Automatisierung
Was sich hinter der 'Cloud' verbirgt
Die Automatisierungstechnik wird in den kommenden Jahren weniger von den reinen Komponenten als vielmehr von dem zur Verfügung stehenden, globalen Service- und Support-Angebot geprägt werden. Das Schlagwort 'Cloud-Computing' spielt hierbei eine zentrale Rolle.
Die Umsatz-Prognose des Bundesverbandes Informationswirtschaft, Telekommunikation und neue Medien verdeutlicht, dass Cloud-Computing zu dem am stärksten wachsenden IT-Segment gehört.
© BitkomDie klassische Automatisierungs-Hierarchie wandelt sich zunehmend zu einer flachen Automatisierungs-'Wolke'. In dieser Wolke beziehungsweise Cloud kommen zwei neue Technologien respektive Paradigmen zum Einsatz:
- Serviceorientierte Architekturen (SOA)
- und die Agententechnologie.
Beide Strategien bieten die Möglichkeit, einheitliche Schnittstellen zu erstellen und eine Durchgängigkeit von der Feldebene bis in die Enterprise-Ebene zuzulassen.
Der Trend zur räumlichen und funktionalen Verteilung von Automatisierungsfunktionen ist bei Weitem nicht neu. Bisherige Lösungen setzten aber immer auf proprietäre und für die Automatisierungstechnik spezialisierte Lösungen, die sich aber aufgrund ihrer Kompliziertheit und nicht ausreichender Industrieunterstützung (zum Beispiel CORBA) kaum durchsetzen konnten. Erst die neuen und standardisierten IT-Technologien mit Web/Internet an der Spitze schufen die Voraussetzungen für eine räumlich unbegrenzte Verteilung von Funktionen/Diensten und werden nunmehr auch für die Automatisierungstechnik zunehmend interessant.

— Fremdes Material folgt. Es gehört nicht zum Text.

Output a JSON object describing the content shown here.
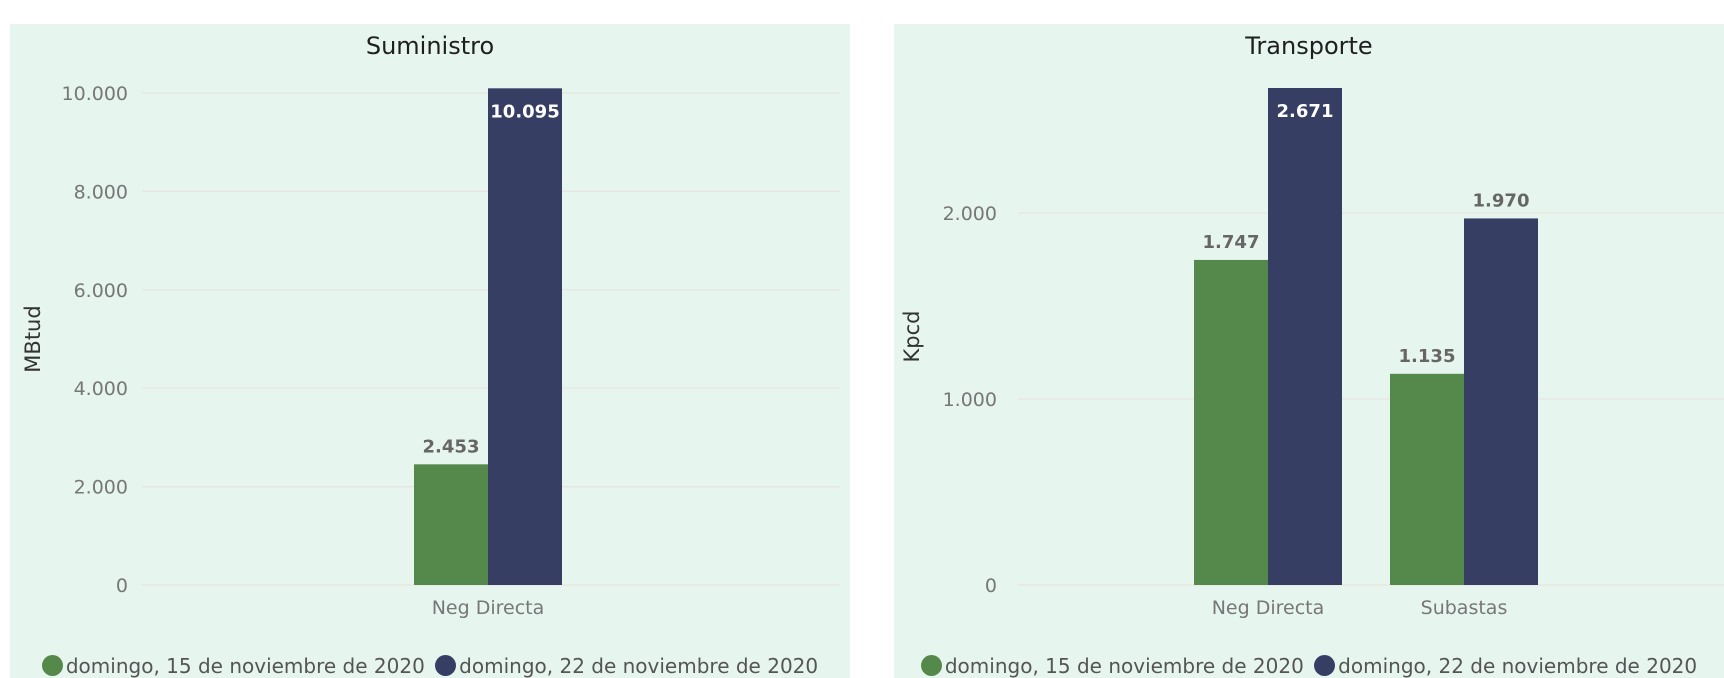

Auf die Prozessleittechnik (PLT), die sich mit übergeordneten und koordinierenden Automatisierungsfunktionen bereits naturgemäß mit den eher dispositiven und verteilenden Aufgaben beschäftigt, wird sich der Trend zu serviceorientierten Architekturen (SOA) und zur Agententechnologie rasch und massiv auswirken. Hinzu kommt, dass Funktionen der Leitebene eher ein „weiches“ Echtzeit-Verhalten besitzen und bereits heute mit modernen Webtechnologien teilweise realisierbar sind – man denke beispielsweise an das Thema Bedienen & Beobachten oder den Bereich der Datenanalyse.
Grundsätzlich lassen sich Dienstleistungen aus der Cloud in drei Ebenen unterteilen:
- Anwendungen als Service (Software as a Service – SaaS): Beispiele sind hier Google Apps und Microsoft Online Service. Für Aufgaben der Prozessleittechnik sind bisher kaum Anwendungen verfügbar.

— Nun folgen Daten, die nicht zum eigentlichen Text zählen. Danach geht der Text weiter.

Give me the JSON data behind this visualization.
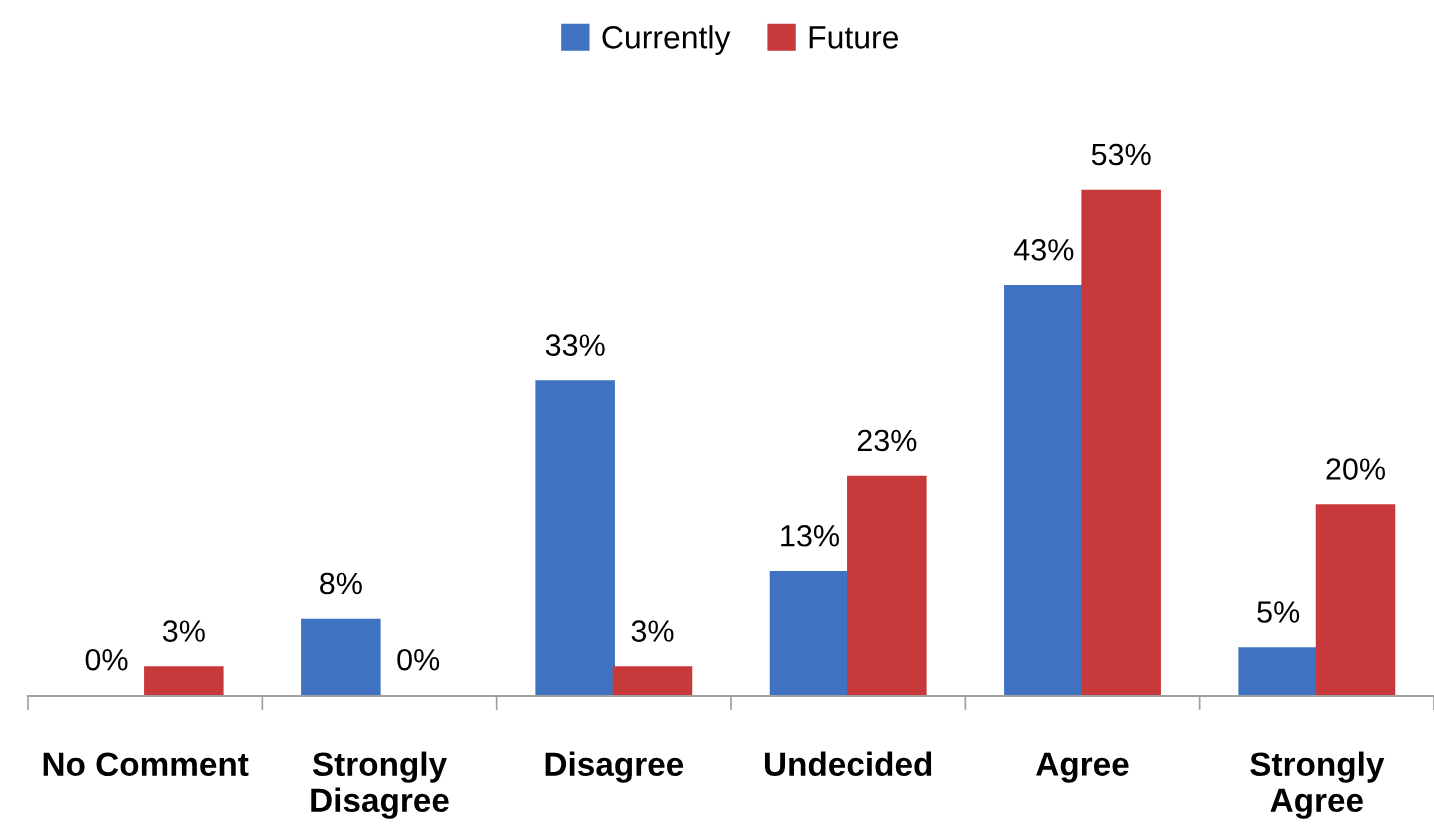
{
  "chart_data": {
    "type": "bar",
    "categories": [
      "No Comment",
      "Strongly\nDisagree",
      "Disagree",
      "Undecided",
      "Agree",
      "Strongly\nAgree"
    ],
    "series": [
      {
        "name": "Currently",
        "color": "#3f73c2",
        "values": [
          0,
          8,
          33,
          13,
          43,
          5
        ],
        "value_labels": [
          "0%",
          "8%",
          "33%",
          "13%",
          "43%",
          "5%"
        ]
      },
      {
        "name": "Future",
        "color": "#c8393b",
        "values": [
          3,
          0,
          3,
          23,
          53,
          20
        ],
        "value_labels": [
          "3%",
          "0%",
          "3%",
          "23%",
          "53%",
          "20%"
        ]
      }
    ],
    "legend": "top",
    "grid": false
  }
}
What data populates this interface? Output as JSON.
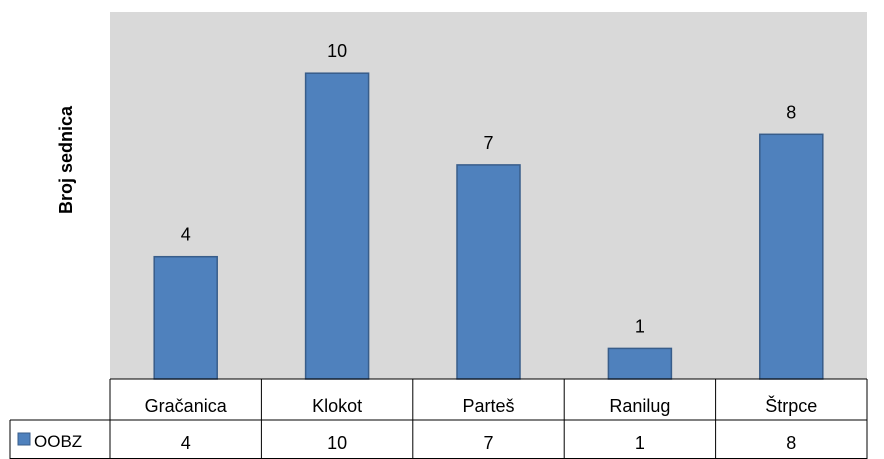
{
  "chart_data": {
    "type": "bar",
    "title": "",
    "xlabel": "",
    "ylabel": "Broj sednica",
    "categories": [
      "Gračanica",
      "Klokot",
      "Parteš",
      "Ranilug",
      "Štrpce"
    ],
    "series": [
      {
        "name": "OOBZ",
        "values": [
          4,
          10,
          7,
          1,
          8
        ],
        "color": "#4F81BD"
      }
    ],
    "ylim": [
      0,
      12
    ],
    "grid": false,
    "data_labels": true,
    "data_table": true,
    "legend": "in-data-table",
    "plot_background": "#D9D9D9",
    "bar_edge_color": "#385D8A"
  }
}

- Technische Frameworks als Service (Platform as a Service – PaaS): Die Google App Engine sowie der Microsoft Azur Service sind Beispiele hierfür. Auch im Bereich der M2M-Kommunikation – vorzugsweise für die Gebäudeautomation – finden sich bereits erste Beispiele, wie etwa iDigi. Die iDigi Device Cloud ist eine öffentliche Cloud-Plattform (PaaS), die eine hocheffektive Anwendungsintegration von Geräte-Netzwerken ermöglicht.

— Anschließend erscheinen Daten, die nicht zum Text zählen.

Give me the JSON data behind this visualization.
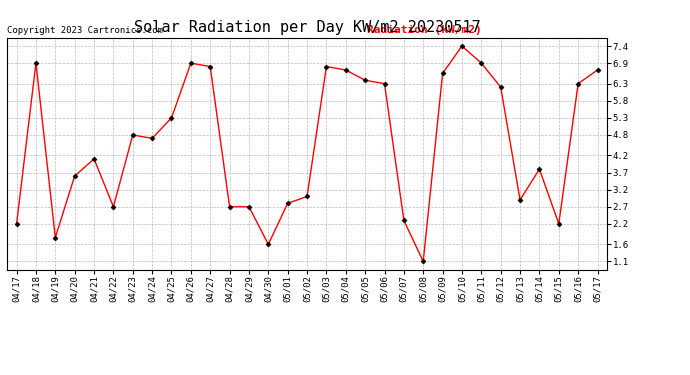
{
  "title": "Solar Radiation per Day KW/m2 20230517",
  "copyright": "Copyright 2023 Cartronics.com",
  "legend_label": "Radiation (kW/m2)",
  "dates": [
    "04/17",
    "04/18",
    "04/19",
    "04/20",
    "04/21",
    "04/22",
    "04/23",
    "04/24",
    "04/25",
    "04/26",
    "04/27",
    "04/28",
    "04/29",
    "04/30",
    "05/01",
    "05/02",
    "05/03",
    "05/04",
    "05/05",
    "05/06",
    "05/07",
    "05/08",
    "05/09",
    "05/10",
    "05/11",
    "05/12",
    "05/13",
    "05/14",
    "05/15",
    "05/16",
    "05/17"
  ],
  "values": [
    2.2,
    6.9,
    1.8,
    3.6,
    4.1,
    2.7,
    4.8,
    4.7,
    5.3,
    6.9,
    6.8,
    2.7,
    2.7,
    1.6,
    2.8,
    3.0,
    6.8,
    6.7,
    6.4,
    6.3,
    2.3,
    1.1,
    6.6,
    7.4,
    6.9,
    6.2,
    2.9,
    3.8,
    2.2,
    6.3,
    6.7
  ],
  "yticks": [
    1.1,
    1.6,
    2.2,
    2.7,
    3.2,
    3.7,
    4.2,
    4.8,
    5.3,
    5.8,
    6.3,
    6.9,
    7.4
  ],
  "ymin": 0.85,
  "ymax": 7.65,
  "line_color": "red",
  "marker_color": "black",
  "marker": "D",
  "marker_size": 2.5,
  "title_fontsize": 11,
  "copyright_fontsize": 6.5,
  "legend_fontsize": 8,
  "tick_fontsize": 6.5,
  "background_color": "#ffffff",
  "grid_color": "#bbbbbb",
  "grid_style": "dashed"
}
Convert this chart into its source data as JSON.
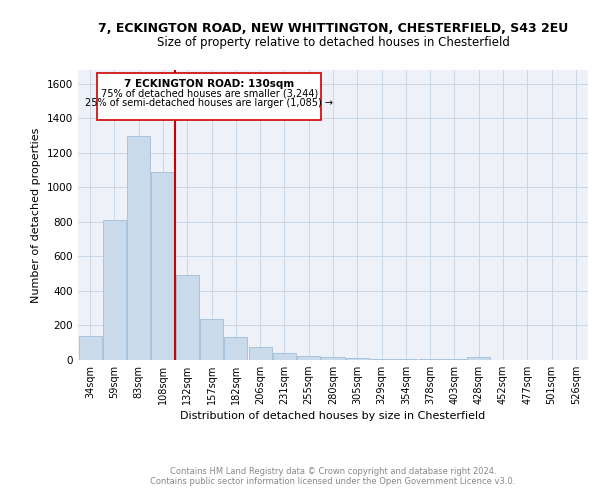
{
  "title_line1": "7, ECKINGTON ROAD, NEW WHITTINGTON, CHESTERFIELD, S43 2EU",
  "title_line2": "Size of property relative to detached houses in Chesterfield",
  "xlabel": "Distribution of detached houses by size in Chesterfield",
  "ylabel": "Number of detached properties",
  "footer_line1": "Contains HM Land Registry data © Crown copyright and database right 2024.",
  "footer_line2": "Contains public sector information licensed under the Open Government Licence v3.0.",
  "categories": [
    "34sqm",
    "59sqm",
    "83sqm",
    "108sqm",
    "132sqm",
    "157sqm",
    "182sqm",
    "206sqm",
    "231sqm",
    "255sqm",
    "280sqm",
    "305sqm",
    "329sqm",
    "354sqm",
    "378sqm",
    "403sqm",
    "428sqm",
    "452sqm",
    "477sqm",
    "501sqm",
    "526sqm"
  ],
  "values": [
    140,
    810,
    1300,
    1090,
    490,
    235,
    135,
    75,
    40,
    25,
    15,
    10,
    8,
    8,
    8,
    8,
    20,
    0,
    0,
    0,
    0
  ],
  "bar_color": "#c9daea",
  "bar_edge_color": "#a8c4de",
  "red_line_index": 3,
  "red_line_color": "#cc0000",
  "annotation_text_line1": "7 ECKINGTON ROAD: 130sqm",
  "annotation_text_line2": "75% of detached houses are smaller (3,244)",
  "annotation_text_line3": "25% of semi-detached houses are larger (1,085) →",
  "annotation_box_color": "#ffffff",
  "annotation_box_edge_color": "#cc0000",
  "ylim": [
    0,
    1680
  ],
  "yticks": [
    0,
    200,
    400,
    600,
    800,
    1000,
    1200,
    1400,
    1600
  ],
  "grid_color": "#c8d8e8",
  "bg_color": "#eef2f8"
}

- IT-Basis-Infrastruktur beziehungsweise Hardware-Komponenten als Service (Infrastructure as a Service – IaaS): Beispiele dazu finden sich bei Amazon EC2 sowie der MS Windows Azur Platform. Erste Anwendungen in der Automatisierungstechnik nutzen die MS Windows Azur Platform für die Datenauswertung eines Windparks mit Beckhoff-Steuerungen.
Cloud-basierte Plattform für die Gebäudeautomation von Digi International: Sie bietet eine skalierbare, On-Demand und sichere Cloud-Computing-Plattform für das Gerätemanagement und zugeordneten Anwendungsdiensten.
© Digi InternationalAls Differenzierungsmerkmale von Cloud-Services gegenüber einem klassischen Serverbetrieb lassen sich folgende Aspekte anführen: Vollständig virtualisierte Ressourcen, Multi-Mandantenfähigkeit sowie echte verbrauchsabhängige Bezahlung. Cloud-Services im Bereich IaaS und PaaS haben weitere gemeinsame Merkmale wie zum Beispiel nutzergesteuerte Provisionierung, Elastizität oder auch programmatische Kontrolle.
In der Regel provisioniert der Nutzer die komplette Software in die genutzte Cloud-Instanz. Dafür erhält der Nutzer die notwendigen administrativen Zugriffsrechte. Elastizität ermöglicht es, spontan und flexibel auch auf starke Last-Veränderungen zu reagieren – ein wesentliches Merkmal von IaaS. Traditionelle Hosting-Angebote stellen in der Regel nur eine begrenzte Menge an Ressourcen zu einem bestimmten Zeitpunkt zur Verfügung. Programmatische Kontrolle bedeutet schließlich, dass der Anwender über eine Programmier-Schnittstelle verfügt, um Ressourcen zu konfigurieren, zu nutzen und zu steuern. Dies ermöglicht es dem Nutzer, den Ressourcen-Verbrauch durch die Anwendung dynamisch zu steuern, und dem Betreiber, das Ressourcen-Management hochgradig zu automatisieren.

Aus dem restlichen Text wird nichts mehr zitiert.